No primeiro dia, pela manhã, a atividade iniciou com a troca de experiência da elaboração da norma interna das comunidades indígenas Pium, Manoá e das comunidades indígenas da Terra Indígena Raposa Serra do Sol, especificamente, das comunidades da região Surumu.

A terra indígena Raposa Serra do Sol, homologada em 2005 com 1.744 milhões de hectares, é resultado de uma longa caminhada que durou mais de 30 anos de invasão, violência, destruição e até morte de lideranças indígenas por causa do conflito territorial e hoje, vive um processo de gestão da terra indígena, seja na área produtiva, na fiscalização, vigilância e monitoramento da terra, ou na organização social, política e cultural. Para concretizar esse processo também iniciou a elaboração do regimento envolvendo as quatro regiões, Surumu, Serras, Baixo Cotingo e Raposa.

A coordenadora regional do Surumu, Francinete Fernandes Garcia, contou um pouco sobre a experiência destacando o desafio da construção que, segundo ela, antes as comunidades indígenas já tinham esse regimento, mas não escrito e agora o desafio é registrar no papel e fazer funcionar. “Já tínhamos o nosso regimento, mas não escrito, então os Tuxauas se reuniram e decidiram construir o regimento da Terra Indígena Raposa Serra do Sol devido às invasões que ainda continuam nas regiões e o nosso ponto principal é a fiscalização”, destacou Francinete.

A implantação da segurança indígena existe em 23 comunidades indígenas em Roraima, segundo o Grupo de Apoio e Proteção aos Indígenas do Estado de Roraima (GAPI), entre as comunidades, existe na comunidade indígena Pium, região da Serra da Lua.

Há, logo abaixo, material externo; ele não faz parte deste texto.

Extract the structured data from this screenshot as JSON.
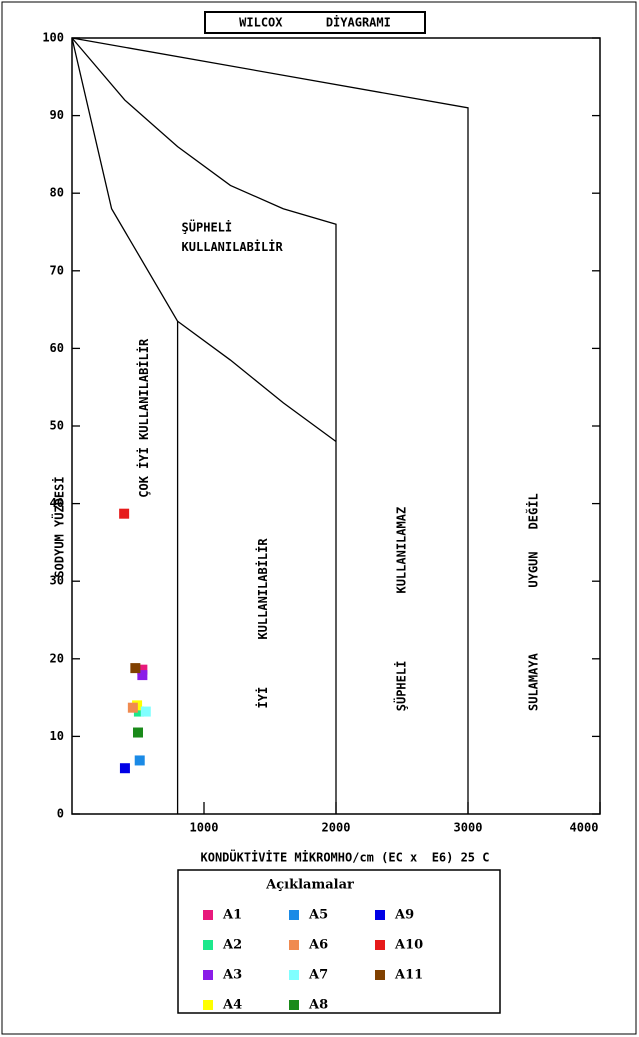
{
  "chart_data": {
    "type": "scatter",
    "title": "WILCOX      DİYAGRAMI",
    "xlabel": "KONDÜKTİVİTE MİKROMHO/cm (EC x  E6) 25 C",
    "ylabel": "SODYUM YÜZDESİ",
    "xlim": [
      0,
      4000
    ],
    "xticks": [
      1000,
      2000,
      3000,
      4000
    ],
    "ylim": [
      0,
      100
    ],
    "yticks": [
      0,
      10,
      20,
      30,
      40,
      50,
      60,
      70,
      80,
      90,
      100
    ],
    "legend_title": "Açıklamalar",
    "boundaries": [
      {
        "x": [
          0,
          3000,
          3000
        ],
        "y": [
          100,
          91,
          0
        ]
      },
      {
        "x": [
          0,
          400,
          800,
          1200,
          1600,
          2000,
          2000
        ],
        "y": [
          100,
          92,
          86,
          81,
          78,
          76,
          0
        ]
      },
      {
        "x": [
          0,
          300,
          800,
          800
        ],
        "y": [
          100,
          78,
          63.5,
          0
        ]
      },
      {
        "x": [
          800,
          1200,
          1600,
          2000
        ],
        "y": [
          63.5,
          58.5,
          53,
          48
        ]
      }
    ],
    "annotations": [
      "ŞÜPHELİ",
      "KULLANILABİLİR",
      "ÇOK İYİ KULLANILABİLİR",
      "KULLANILABİLİR",
      "İYİ",
      "KULLANILAMAZ",
      "ŞÜPHELİ",
      "DEĞİL",
      "UYGUN",
      "SULAMAYA"
    ],
    "series": [
      {
        "name": "A1",
        "color": "#e8197c",
        "x": [
          533
        ],
        "values": [
          18.6
        ]
      },
      {
        "name": "A2",
        "color": "#1de88c",
        "x": [
          507
        ],
        "values": [
          13.2
        ]
      },
      {
        "name": "A3",
        "color": "#8a1de8",
        "x": [
          533
        ],
        "values": [
          17.9
        ]
      },
      {
        "name": "A4",
        "color": "#ffff00",
        "x": [
          493
        ],
        "values": [
          14.0
        ]
      },
      {
        "name": "A5",
        "color": "#1a8ae6",
        "x": [
          513
        ],
        "values": [
          6.9
        ]
      },
      {
        "name": "A6",
        "color": "#f08a50",
        "x": [
          461
        ],
        "values": [
          13.7
        ]
      },
      {
        "name": "A7",
        "color": "#80ffff",
        "x": [
          559
        ],
        "values": [
          13.2
        ]
      },
      {
        "name": "A8",
        "color": "#1a8a1a",
        "x": [
          500
        ],
        "values": [
          10.5
        ]
      },
      {
        "name": "A9",
        "color": "#0000e6",
        "x": [
          401
        ],
        "values": [
          5.9
        ]
      },
      {
        "name": "A10",
        "color": "#e61a1a",
        "x": [
          395
        ],
        "values": [
          38.7
        ]
      },
      {
        "name": "A11",
        "color": "#804000",
        "x": [
          480
        ],
        "values": [
          18.8
        ]
      }
    ]
  }
}
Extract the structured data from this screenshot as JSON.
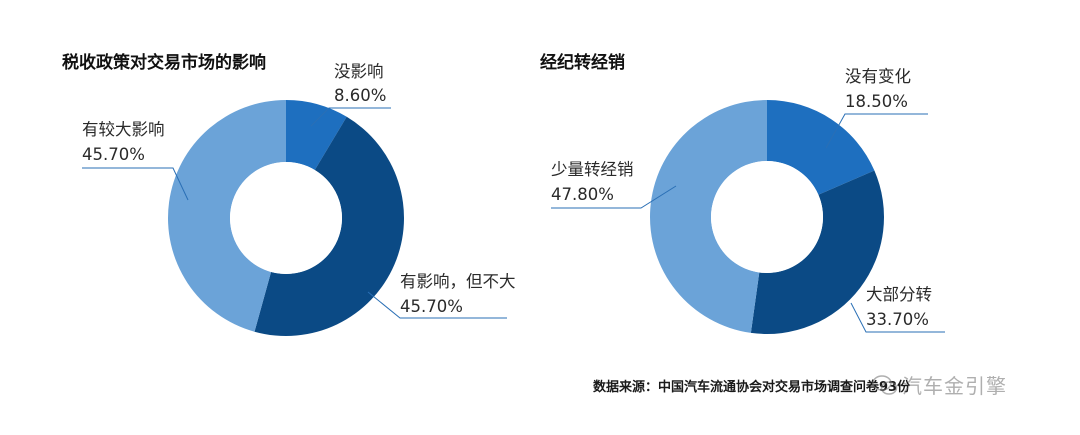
{
  "chart_data": [
    {
      "type": "donut",
      "title": "税收政策对交易市场的影响",
      "slices": [
        {
          "name": "没影响",
          "value": 8.6,
          "label_value": "8.60%",
          "color": "#1e6fbf"
        },
        {
          "name": "有影响，但不大",
          "value": 45.7,
          "label_value": "45.70%",
          "color": "#0b4a85"
        },
        {
          "name": "有较大影响",
          "value": 45.7,
          "label_value": "45.70%",
          "color": "#6ba3d8"
        }
      ],
      "display_names": [
        "没影响",
        "有影响，但不大",
        "有较大影响"
      ]
    },
    {
      "type": "donut",
      "title": "经纪转经销",
      "slices": [
        {
          "name": "没有变化",
          "value": 18.5,
          "label_value": "18.50%",
          "color": "#1e6fbf"
        },
        {
          "name": "大部分转",
          "value": 33.7,
          "label_value": "33.70%",
          "color": "#0b4a85"
        },
        {
          "name": "少量转经销",
          "value": 47.8,
          "label_value": "47.80%",
          "color": "#6ba3d8"
        }
      ]
    }
  ],
  "source": "数据来源：中国汽车流通协会对交易市场调查问卷93份",
  "watermark": "汽车金引擎"
}
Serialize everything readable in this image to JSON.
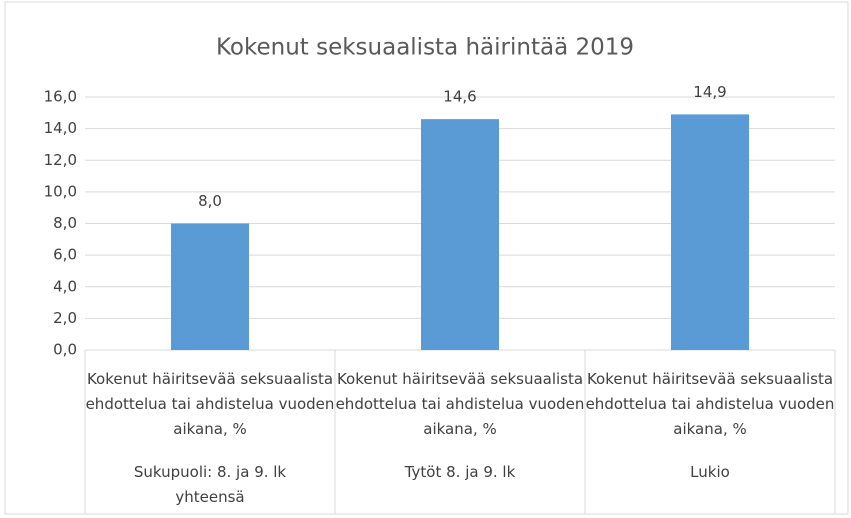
{
  "chart_data": {
    "type": "bar",
    "title": "Kokenut seksuaalista häirintää 2019",
    "categories": [
      "Kokenut häiritsevää seksuaalista ehdottelua tai ahdistelua vuoden aikana, %",
      "Kokenut häiritsevää seksuaalista ehdottelua tai ahdistelua vuoden aikana, %",
      "Kokenut häiritsevää seksuaalista ehdottelua tai ahdistelua vuoden aikana, %"
    ],
    "groups": [
      "Sukupuoli: 8. ja 9. lk yhteensä",
      "Tytöt 8. ja 9. lk",
      "Lukio"
    ],
    "values": [
      8.0,
      14.6,
      14.9
    ],
    "value_labels": [
      "8,0",
      "14,6",
      "14,9"
    ],
    "color": "#5b9bd5",
    "ylim": [
      0,
      16
    ],
    "yticks": [
      {
        "value": 0,
        "label": "0,0"
      },
      {
        "value": 2,
        "label": "2,0"
      },
      {
        "value": 4,
        "label": "4,0"
      },
      {
        "value": 6,
        "label": "6,0"
      },
      {
        "value": 8,
        "label": "8,0"
      },
      {
        "value": 10,
        "label": "10,0"
      },
      {
        "value": 12,
        "label": "12,0"
      },
      {
        "value": 14,
        "label": "14,0"
      },
      {
        "value": 16,
        "label": "16,0"
      }
    ],
    "grid": true
  }
}
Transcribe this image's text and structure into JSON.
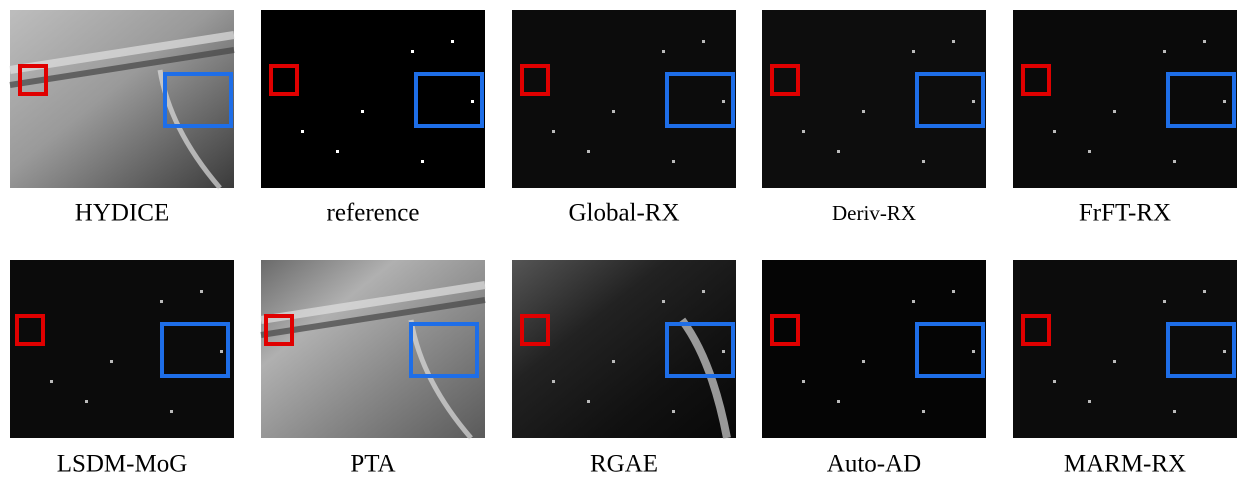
{
  "figure": {
    "panels": [
      {
        "caption": "HYDICE"
      },
      {
        "caption": "reference"
      },
      {
        "caption": "Global-RX"
      },
      {
        "caption": "Deriv-RX"
      },
      {
        "caption": "FrFT-RX"
      },
      {
        "caption": "LSDM-MoG"
      },
      {
        "caption": "PTA"
      },
      {
        "caption": "RGAE"
      },
      {
        "caption": "Auto-AD"
      },
      {
        "caption": "MARM-RX"
      }
    ]
  }
}
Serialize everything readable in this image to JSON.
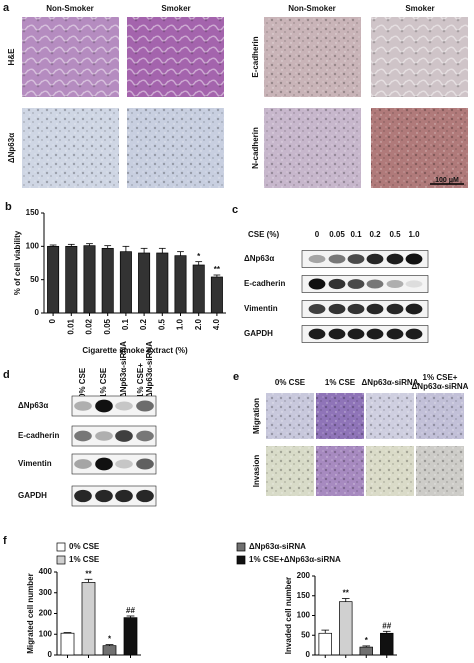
{
  "panel_labels": [
    "a",
    "b",
    "c",
    "d",
    "e",
    "f"
  ],
  "ihc": {
    "columns": [
      "Non-Smoker",
      "Smoker",
      "Non-Smoker",
      "Smoker"
    ],
    "rows_left": [
      "H&E",
      "ΔNp63α"
    ],
    "rows_right": [
      "E-cadherin",
      "N-cadherin"
    ],
    "scale_bar": "100 μM"
  },
  "blot_c": {
    "title": "CSE (%)",
    "lanes": [
      "0",
      "0.05",
      "0.1",
      "0.2",
      "0.5",
      "1.0"
    ],
    "rows": [
      "ΔNp63α",
      "E-cadherin",
      "Vimentin",
      "GAPDH"
    ]
  },
  "blot_d": {
    "lanes": [
      "0% CSE",
      "1% CSE",
      "ΔNp63α-siRNA",
      "1% CSE+",
      "ΔNp63α-siRNA"
    ],
    "rows": [
      "ΔNp63α",
      "E-cadherin",
      "Vimentin",
      "GAPDH"
    ]
  },
  "transwell": {
    "columns": [
      "0% CSE",
      "1% CSE",
      "ΔNp63α-siRNA",
      "1% CSE+",
      "ΔNp63α-siRNA"
    ],
    "rows": [
      "Migration",
      "Invasion"
    ]
  },
  "chart_data": [
    {
      "type": "bar",
      "ylabel": "% of cell viability",
      "xlabel": "Cigarette smoke extract (%)",
      "categories": [
        "0",
        "0.01",
        "0.02",
        "0.05",
        "0.1",
        "0.2",
        "0.5",
        "1.0",
        "2.0",
        "4.0"
      ],
      "values": [
        100,
        100,
        101,
        97,
        92,
        90,
        90,
        86,
        72,
        54
      ],
      "errors": [
        2,
        3,
        3,
        4,
        8,
        7,
        7,
        6,
        5,
        3
      ],
      "annotations": [
        null,
        null,
        null,
        null,
        null,
        null,
        null,
        null,
        "*",
        "**"
      ],
      "color": "#333333",
      "ylim": [
        0,
        150
      ],
      "yticks": [
        0,
        50,
        100,
        150
      ]
    },
    {
      "type": "bar",
      "ylabel": "Migrated cell number",
      "legend": [
        {
          "name": "0% CSE",
          "color": "#ffffff"
        },
        {
          "name": "1% CSE",
          "color": "#d0d0d0"
        },
        {
          "name": "ΔNp63α-siRNA",
          "color": "#707070"
        },
        {
          "name": "1% CSE+ΔNp63α-siRNA",
          "color": "#111111"
        }
      ],
      "categories": [
        null,
        null,
        null,
        null
      ],
      "values": [
        105,
        350,
        45,
        180
      ],
      "errors": [
        3,
        15,
        5,
        8
      ],
      "annotations": [
        null,
        "**",
        "*",
        "##"
      ],
      "ylim": [
        0,
        400
      ],
      "yticks": [
        0,
        100,
        200,
        300,
        400
      ]
    },
    {
      "type": "bar",
      "ylabel": "Invaded cell number",
      "categories": [
        null,
        null,
        null,
        null
      ],
      "values": [
        55,
        135,
        20,
        55
      ],
      "errors": [
        8,
        8,
        3,
        5
      ],
      "annotations": [
        null,
        "**",
        "*",
        "##"
      ],
      "ylim": [
        0,
        200
      ],
      "yticks": [
        0,
        50,
        100,
        150,
        200
      ]
    }
  ]
}
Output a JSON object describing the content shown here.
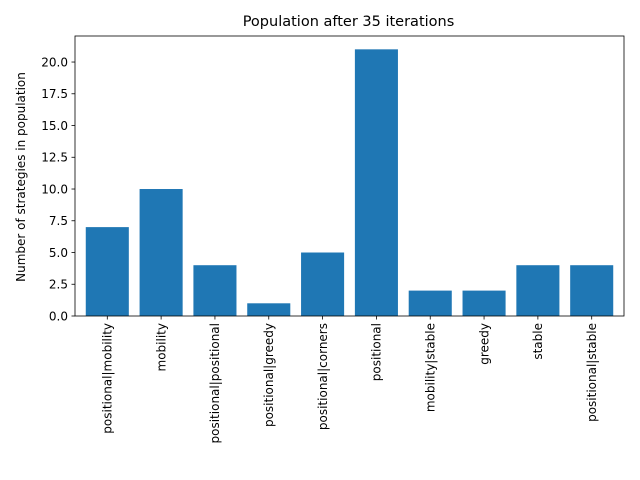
{
  "chart_data": {
    "type": "bar",
    "title": "Population after 35 iterations",
    "xlabel": "",
    "ylabel": "Number of strategies in population",
    "categories": [
      "positional|mobility",
      "mobility",
      "positional|positional",
      "positional|greedy",
      "positional|corners",
      "positional",
      "mobility|stable",
      "greedy",
      "stable",
      "positional|stable"
    ],
    "values": [
      7,
      10,
      4,
      1,
      5,
      21,
      2,
      2,
      4,
      4
    ],
    "ylim": [
      0,
      22.05
    ],
    "yticks": [
      0.0,
      2.5,
      5.0,
      7.5,
      10.0,
      12.5,
      15.0,
      17.5,
      20.0
    ],
    "ytick_labels": [
      "0.0",
      "2.5",
      "5.0",
      "7.5",
      "10.0",
      "12.5",
      "15.0",
      "17.5",
      "20.0"
    ],
    "bar_color": "#1f77b4",
    "grid": false,
    "legend": false
  }
}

O coordenador do Grupo de Segurança Indígena, Jacy Barreto, socializou que um dos resultados da construção da norma interna na comunidade, há três anos, é a segurança, uma ação que fortaleceu a organização social da comunidade indígena.

comunidade serra truruaru 2

Um dos pontos na atividade foi o direito à consulta, prévia, livre e informada. Para esse debate, logo no primeiro dia, foram criados quatro grupos, onde debateram sobre os procedimentos de Consulta, por que, o quê, como e quando Consultar, conforme garantido na Convenção 169 da Organização Internacional do Trabalho (OIT).

Também foram discutidos os painéis sobre fiscalização e vigilância da terra indígena, assim como crimes e punições. Esse painel sobre crimes e punições foi orientado pelo assistente jurídico e estudante de Direito, Junior Nicacio.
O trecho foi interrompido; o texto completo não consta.